The concert suite Pisanella is in five movements drawn from the incidental music Pizzetti wrote in 1913 for a production of Gabriele d'Annunzio's La Pisanella. The suite was premiered at the Augusteo in Rome in 1917. The whole thing plays for just short of 23 minutes. After a delicate Ravelian Sire Huguet which nonetheless rises to a dazzling Daphnis-style ripely fanfared climax we get a Le quai movement that has a Rimskian brightness with more fruitily blurted exuberance. Au chateau de la reine sans merci falls into two sections - one darker and murmuring to reflect the merciless queen. The second catches the glow of the play's rose garden. It's quite Baxian in that composer’s early and densely verdant style familiar from Nympholept and Spring Fire. La danse de pauvreté et de parfait amour moves from a dewy melancholy touched in by solo string instruments and gradually transforms into something grandly affirmative. There’s tons of weight behind the great leaping string writing. La danse de l'amour et de la mort parfumée includes a half glum and half carefree series of solos. These are at first by clarinet and finally other parts of the orchestra are swept up into the excitement.
 
The more I listen to this music the more I hear it as an extension of works such as Rimsky's Antar, Biarent’s Chants de l’Orient and Schmitt's Antoine et Cléopatre.
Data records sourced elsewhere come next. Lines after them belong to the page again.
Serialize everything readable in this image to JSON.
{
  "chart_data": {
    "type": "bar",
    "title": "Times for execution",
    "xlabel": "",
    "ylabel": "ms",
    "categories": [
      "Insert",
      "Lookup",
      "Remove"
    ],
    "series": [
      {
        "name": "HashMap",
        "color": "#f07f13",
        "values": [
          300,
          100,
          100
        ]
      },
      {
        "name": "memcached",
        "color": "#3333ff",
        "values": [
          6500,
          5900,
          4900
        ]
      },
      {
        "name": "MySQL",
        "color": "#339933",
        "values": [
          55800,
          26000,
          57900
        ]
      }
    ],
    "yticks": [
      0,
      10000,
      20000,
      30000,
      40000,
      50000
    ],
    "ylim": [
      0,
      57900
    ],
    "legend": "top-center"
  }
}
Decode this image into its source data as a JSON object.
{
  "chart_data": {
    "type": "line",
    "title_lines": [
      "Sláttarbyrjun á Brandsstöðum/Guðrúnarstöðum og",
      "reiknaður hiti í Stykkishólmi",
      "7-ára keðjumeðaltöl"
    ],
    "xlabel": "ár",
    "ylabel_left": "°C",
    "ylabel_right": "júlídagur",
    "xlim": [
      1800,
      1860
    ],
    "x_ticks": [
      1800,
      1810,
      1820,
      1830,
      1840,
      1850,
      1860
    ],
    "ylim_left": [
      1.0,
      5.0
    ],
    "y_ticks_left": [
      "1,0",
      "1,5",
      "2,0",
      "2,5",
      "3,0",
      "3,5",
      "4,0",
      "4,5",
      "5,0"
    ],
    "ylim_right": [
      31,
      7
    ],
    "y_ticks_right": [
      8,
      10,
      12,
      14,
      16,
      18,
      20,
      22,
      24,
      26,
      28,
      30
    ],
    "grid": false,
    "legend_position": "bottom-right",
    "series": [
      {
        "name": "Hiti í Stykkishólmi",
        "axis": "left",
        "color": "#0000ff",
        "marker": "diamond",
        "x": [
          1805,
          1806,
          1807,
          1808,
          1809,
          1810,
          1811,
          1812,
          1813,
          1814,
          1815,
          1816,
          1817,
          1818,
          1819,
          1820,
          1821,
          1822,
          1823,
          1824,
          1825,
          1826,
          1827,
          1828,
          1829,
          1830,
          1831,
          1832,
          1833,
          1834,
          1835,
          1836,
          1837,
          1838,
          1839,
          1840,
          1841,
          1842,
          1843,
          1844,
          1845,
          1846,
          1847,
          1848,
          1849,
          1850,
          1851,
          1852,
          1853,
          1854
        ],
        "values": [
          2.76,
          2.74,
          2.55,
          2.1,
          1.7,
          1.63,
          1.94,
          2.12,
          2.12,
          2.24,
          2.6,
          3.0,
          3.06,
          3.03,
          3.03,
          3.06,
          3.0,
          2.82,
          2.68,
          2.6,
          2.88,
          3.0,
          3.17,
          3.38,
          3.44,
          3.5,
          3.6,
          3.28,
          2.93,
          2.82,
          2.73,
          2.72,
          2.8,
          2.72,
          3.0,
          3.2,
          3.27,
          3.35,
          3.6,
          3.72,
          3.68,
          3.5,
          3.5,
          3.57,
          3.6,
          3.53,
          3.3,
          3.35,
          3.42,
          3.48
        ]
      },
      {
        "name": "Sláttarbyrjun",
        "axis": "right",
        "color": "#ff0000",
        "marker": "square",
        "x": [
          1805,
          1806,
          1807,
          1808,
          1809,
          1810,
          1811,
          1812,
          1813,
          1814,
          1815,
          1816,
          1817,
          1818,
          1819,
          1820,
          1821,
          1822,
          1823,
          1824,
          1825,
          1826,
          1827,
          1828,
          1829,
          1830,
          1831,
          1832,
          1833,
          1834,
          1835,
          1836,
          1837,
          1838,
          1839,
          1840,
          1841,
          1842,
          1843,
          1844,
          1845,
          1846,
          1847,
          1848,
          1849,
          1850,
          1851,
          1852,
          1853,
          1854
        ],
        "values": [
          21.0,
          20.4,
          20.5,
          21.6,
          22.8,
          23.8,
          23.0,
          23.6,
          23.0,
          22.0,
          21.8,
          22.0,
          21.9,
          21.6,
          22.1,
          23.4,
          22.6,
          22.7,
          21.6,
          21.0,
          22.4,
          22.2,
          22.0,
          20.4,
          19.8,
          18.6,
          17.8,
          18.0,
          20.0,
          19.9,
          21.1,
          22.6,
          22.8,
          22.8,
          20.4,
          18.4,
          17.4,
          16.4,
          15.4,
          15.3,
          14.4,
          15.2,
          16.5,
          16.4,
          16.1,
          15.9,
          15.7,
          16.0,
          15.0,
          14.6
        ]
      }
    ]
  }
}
It has a certain lush Hollywood feel to it and is not for ascetic souls.
 
You can hear an alternative version of La Pisanella and also the Concerto del Estate on Decca Eloquence.
 
This music could hardly have more committed and adept advocacy than it receives from Vänskä and the BBC Scottish. Wonderful to have this now at Helios price. The disc could hardly have been packed out more generously.